Toda
la sabiduría de sus antepasados, toda la inteligencia de raza estaba contenida en
la hermosa cabeza leonada color caramelo de Reberte III. Venía de una saga de
guardianes fieles, con un instinto innato de nobleza y lealtad, trasmitido generación
tras generación. Y él era el mejor de su especie.
Ahora
en su lugar secreto, tumbado a los pies de su amo roía sin descanso la cuerda
que lo sujetaba. Era el único sitio con un tibio sol a esa hora desde el que
casi se podía casi tocar el cielo
Aplicado
a su tarea, por su mente iban pasando imágenes secuenciadas de todos sus antepasados,
no por conocidas menos emocionantes para él. Las escenas se sucedían con tal realismo
que sentía su dolor, su rabia, y su impotencia como propios.
El
amo había sido siempre un hombre cruel y bronco con los que le rodeaban, ya
fueran personas o animales, a veces más con los primeros.

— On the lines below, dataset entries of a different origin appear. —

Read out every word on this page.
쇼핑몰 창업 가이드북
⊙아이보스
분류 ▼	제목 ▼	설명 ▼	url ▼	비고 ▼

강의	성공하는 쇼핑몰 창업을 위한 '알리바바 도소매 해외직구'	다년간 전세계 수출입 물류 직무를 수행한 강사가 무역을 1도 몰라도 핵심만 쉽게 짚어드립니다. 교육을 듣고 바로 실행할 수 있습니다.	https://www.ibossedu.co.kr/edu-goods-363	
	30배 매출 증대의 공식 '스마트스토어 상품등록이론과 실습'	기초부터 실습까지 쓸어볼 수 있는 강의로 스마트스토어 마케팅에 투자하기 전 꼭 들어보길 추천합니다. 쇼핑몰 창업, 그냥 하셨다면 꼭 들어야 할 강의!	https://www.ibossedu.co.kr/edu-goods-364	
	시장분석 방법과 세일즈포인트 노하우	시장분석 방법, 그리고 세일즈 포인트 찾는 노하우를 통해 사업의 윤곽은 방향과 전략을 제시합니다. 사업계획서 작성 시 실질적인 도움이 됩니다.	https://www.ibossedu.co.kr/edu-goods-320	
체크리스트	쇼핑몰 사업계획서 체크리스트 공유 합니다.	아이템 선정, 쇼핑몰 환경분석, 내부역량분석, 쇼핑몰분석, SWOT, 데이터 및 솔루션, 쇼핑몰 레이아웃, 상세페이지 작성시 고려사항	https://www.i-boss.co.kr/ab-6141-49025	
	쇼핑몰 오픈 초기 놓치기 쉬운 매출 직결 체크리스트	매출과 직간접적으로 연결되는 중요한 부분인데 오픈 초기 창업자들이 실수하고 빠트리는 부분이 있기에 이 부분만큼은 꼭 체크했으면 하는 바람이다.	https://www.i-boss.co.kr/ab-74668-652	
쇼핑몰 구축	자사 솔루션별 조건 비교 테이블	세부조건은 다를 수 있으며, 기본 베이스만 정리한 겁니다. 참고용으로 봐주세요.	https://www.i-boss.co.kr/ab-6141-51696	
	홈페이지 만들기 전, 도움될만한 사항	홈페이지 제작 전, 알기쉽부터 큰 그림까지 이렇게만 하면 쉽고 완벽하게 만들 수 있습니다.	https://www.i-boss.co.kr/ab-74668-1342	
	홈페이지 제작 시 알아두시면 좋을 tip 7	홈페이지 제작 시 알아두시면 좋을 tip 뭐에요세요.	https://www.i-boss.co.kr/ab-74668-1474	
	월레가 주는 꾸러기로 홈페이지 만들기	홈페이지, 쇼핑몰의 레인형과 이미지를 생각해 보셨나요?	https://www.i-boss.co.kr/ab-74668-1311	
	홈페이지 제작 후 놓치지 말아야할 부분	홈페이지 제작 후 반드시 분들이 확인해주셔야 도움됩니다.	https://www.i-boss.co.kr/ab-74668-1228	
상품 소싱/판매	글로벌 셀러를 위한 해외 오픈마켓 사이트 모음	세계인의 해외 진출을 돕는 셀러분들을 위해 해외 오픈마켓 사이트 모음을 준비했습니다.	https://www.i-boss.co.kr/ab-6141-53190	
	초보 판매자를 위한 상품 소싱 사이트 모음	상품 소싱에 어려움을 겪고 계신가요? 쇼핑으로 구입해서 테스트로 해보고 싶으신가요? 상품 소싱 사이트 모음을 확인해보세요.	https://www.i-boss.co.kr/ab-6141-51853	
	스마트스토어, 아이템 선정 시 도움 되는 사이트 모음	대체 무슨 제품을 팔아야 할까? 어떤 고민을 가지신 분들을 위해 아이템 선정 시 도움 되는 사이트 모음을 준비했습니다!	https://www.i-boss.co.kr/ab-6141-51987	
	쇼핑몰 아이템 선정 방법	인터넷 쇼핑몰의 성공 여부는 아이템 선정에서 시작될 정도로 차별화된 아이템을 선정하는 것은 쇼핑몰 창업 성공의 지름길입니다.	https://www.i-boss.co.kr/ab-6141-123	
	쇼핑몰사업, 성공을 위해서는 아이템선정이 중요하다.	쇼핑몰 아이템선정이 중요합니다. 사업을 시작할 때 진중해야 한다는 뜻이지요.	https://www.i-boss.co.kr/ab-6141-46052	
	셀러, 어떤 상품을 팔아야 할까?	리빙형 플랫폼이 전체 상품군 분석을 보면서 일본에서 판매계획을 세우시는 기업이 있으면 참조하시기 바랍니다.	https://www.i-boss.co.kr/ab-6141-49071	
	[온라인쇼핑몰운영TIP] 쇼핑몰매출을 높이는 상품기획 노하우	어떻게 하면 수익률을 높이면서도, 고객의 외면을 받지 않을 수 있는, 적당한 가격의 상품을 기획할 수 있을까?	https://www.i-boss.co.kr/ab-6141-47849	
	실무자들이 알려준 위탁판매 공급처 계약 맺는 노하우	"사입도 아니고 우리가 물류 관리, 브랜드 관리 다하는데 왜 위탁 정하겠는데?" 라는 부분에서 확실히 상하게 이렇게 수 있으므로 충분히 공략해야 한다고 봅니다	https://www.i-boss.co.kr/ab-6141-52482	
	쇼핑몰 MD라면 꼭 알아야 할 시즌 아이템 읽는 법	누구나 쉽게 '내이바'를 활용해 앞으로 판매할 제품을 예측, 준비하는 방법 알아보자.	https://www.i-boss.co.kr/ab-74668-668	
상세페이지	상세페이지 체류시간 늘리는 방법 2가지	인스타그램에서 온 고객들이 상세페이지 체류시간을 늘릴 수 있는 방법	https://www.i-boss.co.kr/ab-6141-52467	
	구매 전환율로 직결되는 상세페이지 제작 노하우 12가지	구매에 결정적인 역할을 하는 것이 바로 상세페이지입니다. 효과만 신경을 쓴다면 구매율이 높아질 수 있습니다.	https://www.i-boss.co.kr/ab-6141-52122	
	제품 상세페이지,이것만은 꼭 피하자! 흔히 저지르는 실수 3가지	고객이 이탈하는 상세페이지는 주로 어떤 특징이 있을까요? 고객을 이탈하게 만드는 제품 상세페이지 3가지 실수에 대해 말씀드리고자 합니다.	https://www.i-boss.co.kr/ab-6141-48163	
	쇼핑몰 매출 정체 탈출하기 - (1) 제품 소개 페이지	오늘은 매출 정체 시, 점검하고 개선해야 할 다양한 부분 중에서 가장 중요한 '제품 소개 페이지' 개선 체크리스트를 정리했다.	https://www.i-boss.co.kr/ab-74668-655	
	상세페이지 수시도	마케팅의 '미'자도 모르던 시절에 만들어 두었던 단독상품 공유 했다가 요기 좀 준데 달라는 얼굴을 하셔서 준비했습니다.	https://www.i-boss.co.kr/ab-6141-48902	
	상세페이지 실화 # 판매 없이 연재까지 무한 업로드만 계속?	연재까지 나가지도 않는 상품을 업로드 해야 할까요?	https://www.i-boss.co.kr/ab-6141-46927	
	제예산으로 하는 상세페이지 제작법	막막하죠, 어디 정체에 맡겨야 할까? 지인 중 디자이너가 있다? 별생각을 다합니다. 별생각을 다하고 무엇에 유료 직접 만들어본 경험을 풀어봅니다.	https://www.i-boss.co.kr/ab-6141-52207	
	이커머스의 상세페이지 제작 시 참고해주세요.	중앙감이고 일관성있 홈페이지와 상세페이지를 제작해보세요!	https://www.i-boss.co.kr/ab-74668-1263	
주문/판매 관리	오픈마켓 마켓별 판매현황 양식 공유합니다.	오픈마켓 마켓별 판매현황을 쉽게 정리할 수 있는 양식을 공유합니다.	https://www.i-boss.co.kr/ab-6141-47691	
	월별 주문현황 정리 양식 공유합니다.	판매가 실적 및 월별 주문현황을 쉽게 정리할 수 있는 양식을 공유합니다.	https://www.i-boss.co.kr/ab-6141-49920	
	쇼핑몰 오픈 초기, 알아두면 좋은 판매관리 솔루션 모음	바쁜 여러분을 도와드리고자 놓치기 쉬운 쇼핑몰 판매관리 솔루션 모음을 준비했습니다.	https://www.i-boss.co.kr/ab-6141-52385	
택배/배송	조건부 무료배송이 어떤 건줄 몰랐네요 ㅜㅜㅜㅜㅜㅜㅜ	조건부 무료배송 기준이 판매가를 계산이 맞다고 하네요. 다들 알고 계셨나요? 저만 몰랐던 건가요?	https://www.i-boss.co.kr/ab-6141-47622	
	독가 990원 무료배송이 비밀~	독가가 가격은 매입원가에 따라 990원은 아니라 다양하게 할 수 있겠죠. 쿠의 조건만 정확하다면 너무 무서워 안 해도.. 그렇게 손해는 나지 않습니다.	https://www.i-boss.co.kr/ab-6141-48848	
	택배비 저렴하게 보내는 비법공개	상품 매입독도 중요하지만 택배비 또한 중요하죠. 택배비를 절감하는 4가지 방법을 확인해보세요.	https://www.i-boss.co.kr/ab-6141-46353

Su mando lo ejercía
por la fuerza ya el palo, ya la estaca, ya el cinturón, incluso con sus propias
manos. Nunca tuvo consciencia que el perdedor podría haber sido él en las
desiguales luchas que libraba. Vacas, perros, yuntas… temblaban al menor amago de
su parte. Nunca lo atacaron, siempre les
ganaba la nobleza.
Curtido
en la dureza del campo y supeditado al peso de su apellido necesitaba cada vez
más la obediencia y sometimiento de todos. Trabajaba de forma bestial, sin descanso
y sus exigencias se extendían a su entorno. No había perdón para los fallos. El
sacrificio de los animales “inservibles” o rebeldes se ejecutaba sin más. El
castigo a las personas, también.
Las
imágenes de apaleamientos, golpes y castigos eran su acicate. Todos sus
antepasados y aquellas criaturas clamaban venganza y él… roía, roía, roía en
silencio. Los espíritus de los heridos y muertos por aquel hombre ocupaban
ahora su enorme cabeza de espléndido mastín. Su abuelo Reberte I murió
balanceándose de un olivo por acercarse demasiado a juguetear con un
borreguillo. De nada valieron tantos años de fiel pastoreo sin que lobo alguno
se acercara.
Sus
afilados dientes estaban a punto de terminar de soltar esa atadura que en
realidad no hubiera sido necesaria si…
La
residencia de acogida, donde vivía ahora con él, ocupaba un enorme edificio de
10 plantas descuidado y lóbrego donde el sol era un regalo. El amo, ahora ciego
e inerme, dormitaba sentado en la azotea donde él le había guiado esa mañana. Solo
Reverte III le acompañaba en su vejez y le ayudaba a desplazarse.
Cortó
los últimos hilos que le unían a la cuerda del arnés y esperó. Unos minutos
después vio como él desplegaba el bastón telescópico y sintió el violento tirón
del arnés. La orden, como un trallazo, avisó a Reverte III de que había llegado
el momento. El hombre extendió el bastón y dio un paso adelante confiado. Liberado
del arnés solo tuvo que apartarse unos centímetros a la derecha y quedarse al
borde del abismo oyendo los improperios y gritos alejarse en el vacío.
Lo
había conseguido. Por él y por todos las otras víctimas.